I think what they notice first depends on the circumstances of the meeting. for example at a bar or club probably your behind and boobs.

but if you meet someone at work or school, odds are they are not trying to pick you up so they would most likely notice something like the way you dress, your hair or facial features first


----------



## bCreative (Mar 19, 2010)

Looks and her body.


----------



## StereoXGirl (Mar 19, 2010)

I think what a guy notices first really depends on the guy's tastes as well as the girl's attributes, to be honest.
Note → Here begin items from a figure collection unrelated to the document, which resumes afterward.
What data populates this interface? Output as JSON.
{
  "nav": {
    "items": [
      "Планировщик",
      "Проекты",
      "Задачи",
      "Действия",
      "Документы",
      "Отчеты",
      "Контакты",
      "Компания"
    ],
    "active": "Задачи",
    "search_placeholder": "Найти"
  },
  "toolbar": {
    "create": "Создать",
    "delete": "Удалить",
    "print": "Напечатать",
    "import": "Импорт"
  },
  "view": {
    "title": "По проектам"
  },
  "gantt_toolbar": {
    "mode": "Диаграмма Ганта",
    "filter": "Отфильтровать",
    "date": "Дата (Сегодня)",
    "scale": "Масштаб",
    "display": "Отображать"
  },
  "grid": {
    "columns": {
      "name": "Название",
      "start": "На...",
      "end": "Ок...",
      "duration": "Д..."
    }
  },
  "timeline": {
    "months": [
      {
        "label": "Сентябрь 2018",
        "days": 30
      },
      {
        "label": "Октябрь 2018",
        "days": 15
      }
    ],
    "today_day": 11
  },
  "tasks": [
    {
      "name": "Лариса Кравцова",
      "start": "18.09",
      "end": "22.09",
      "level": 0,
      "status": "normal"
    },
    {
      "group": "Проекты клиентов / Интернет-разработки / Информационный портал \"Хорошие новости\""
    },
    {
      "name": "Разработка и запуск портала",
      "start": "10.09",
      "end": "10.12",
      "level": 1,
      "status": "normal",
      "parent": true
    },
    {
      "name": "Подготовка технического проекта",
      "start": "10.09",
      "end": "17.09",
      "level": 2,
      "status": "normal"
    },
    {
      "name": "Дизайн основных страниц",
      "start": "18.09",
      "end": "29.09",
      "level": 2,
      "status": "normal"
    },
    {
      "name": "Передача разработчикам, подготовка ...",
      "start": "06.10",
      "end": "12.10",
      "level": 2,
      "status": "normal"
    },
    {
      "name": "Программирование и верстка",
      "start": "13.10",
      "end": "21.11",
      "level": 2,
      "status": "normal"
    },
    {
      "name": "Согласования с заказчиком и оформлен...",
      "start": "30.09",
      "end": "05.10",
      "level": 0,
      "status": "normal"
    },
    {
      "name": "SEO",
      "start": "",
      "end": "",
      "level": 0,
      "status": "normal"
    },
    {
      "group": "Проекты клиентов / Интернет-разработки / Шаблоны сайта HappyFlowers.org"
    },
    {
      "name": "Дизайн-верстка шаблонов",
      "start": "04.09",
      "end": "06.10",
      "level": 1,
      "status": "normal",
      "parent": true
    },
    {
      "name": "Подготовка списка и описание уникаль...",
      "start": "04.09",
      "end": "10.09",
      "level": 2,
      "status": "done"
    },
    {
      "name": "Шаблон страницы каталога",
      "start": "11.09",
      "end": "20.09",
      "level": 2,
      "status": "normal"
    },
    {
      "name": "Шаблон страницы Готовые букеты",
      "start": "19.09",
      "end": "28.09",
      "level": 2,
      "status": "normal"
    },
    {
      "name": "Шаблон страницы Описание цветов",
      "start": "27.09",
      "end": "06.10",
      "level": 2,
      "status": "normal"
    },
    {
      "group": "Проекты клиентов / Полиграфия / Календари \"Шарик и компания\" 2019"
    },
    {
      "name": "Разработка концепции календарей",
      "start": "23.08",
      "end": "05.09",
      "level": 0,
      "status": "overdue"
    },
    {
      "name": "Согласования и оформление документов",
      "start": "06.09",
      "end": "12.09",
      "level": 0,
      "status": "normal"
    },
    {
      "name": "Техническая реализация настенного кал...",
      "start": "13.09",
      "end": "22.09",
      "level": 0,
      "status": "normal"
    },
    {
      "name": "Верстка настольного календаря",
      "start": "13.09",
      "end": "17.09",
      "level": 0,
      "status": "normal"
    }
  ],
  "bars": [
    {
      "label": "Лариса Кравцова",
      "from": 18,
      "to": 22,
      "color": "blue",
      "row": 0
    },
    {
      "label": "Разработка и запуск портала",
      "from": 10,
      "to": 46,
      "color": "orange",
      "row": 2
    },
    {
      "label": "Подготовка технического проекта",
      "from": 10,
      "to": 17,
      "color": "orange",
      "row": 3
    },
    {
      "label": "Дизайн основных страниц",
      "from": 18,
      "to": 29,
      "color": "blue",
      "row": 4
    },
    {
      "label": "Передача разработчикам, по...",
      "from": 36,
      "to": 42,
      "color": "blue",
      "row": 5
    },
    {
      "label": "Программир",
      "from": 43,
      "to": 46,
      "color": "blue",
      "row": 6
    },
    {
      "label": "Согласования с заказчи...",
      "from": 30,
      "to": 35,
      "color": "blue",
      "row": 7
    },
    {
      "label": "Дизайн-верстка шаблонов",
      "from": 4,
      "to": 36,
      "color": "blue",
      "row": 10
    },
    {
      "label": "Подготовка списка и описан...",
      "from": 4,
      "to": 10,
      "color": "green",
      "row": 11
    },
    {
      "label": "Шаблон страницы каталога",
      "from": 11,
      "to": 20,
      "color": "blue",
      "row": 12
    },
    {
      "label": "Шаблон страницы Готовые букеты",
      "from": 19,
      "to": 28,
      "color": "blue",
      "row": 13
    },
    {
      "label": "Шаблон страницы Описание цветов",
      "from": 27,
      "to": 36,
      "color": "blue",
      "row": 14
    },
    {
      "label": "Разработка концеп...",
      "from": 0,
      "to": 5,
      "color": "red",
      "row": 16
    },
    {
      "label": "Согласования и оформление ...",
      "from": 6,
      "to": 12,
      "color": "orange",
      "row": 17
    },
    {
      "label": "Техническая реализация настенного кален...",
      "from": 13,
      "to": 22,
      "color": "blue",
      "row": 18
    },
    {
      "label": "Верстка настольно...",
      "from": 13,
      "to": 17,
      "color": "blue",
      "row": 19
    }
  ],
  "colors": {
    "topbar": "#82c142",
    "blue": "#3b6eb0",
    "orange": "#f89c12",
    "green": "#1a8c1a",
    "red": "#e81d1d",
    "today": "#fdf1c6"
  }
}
For example, I've been complimented on my eyes first thing by some guys. But there was one guy that I knew for two years before he stopped mid-sentence to say "Hey, you have blue eyes!" lol. I really don't want to know what he was looking at for the two years before that...


----------



## reesesilverstar (Mar 21, 2010)

Well the guys I know have body parts, heights and physiques they pay attention to. Then they go for face.


----------



## Karren (Mar 21, 2010)

Lately the first thing I've been looking at are womens purses followed by shoes. But then again I'm not typical!


----------



## Eyebrights (Mar 25, 2010)

Originally Posted by *Ingrid* /img/forum/go_quote.gif I seriously don't wanna be negative, but I believe 90% of what men notice first about a woman is her boobs and ass. Screw those men who don't want to admit it. I agree.


----------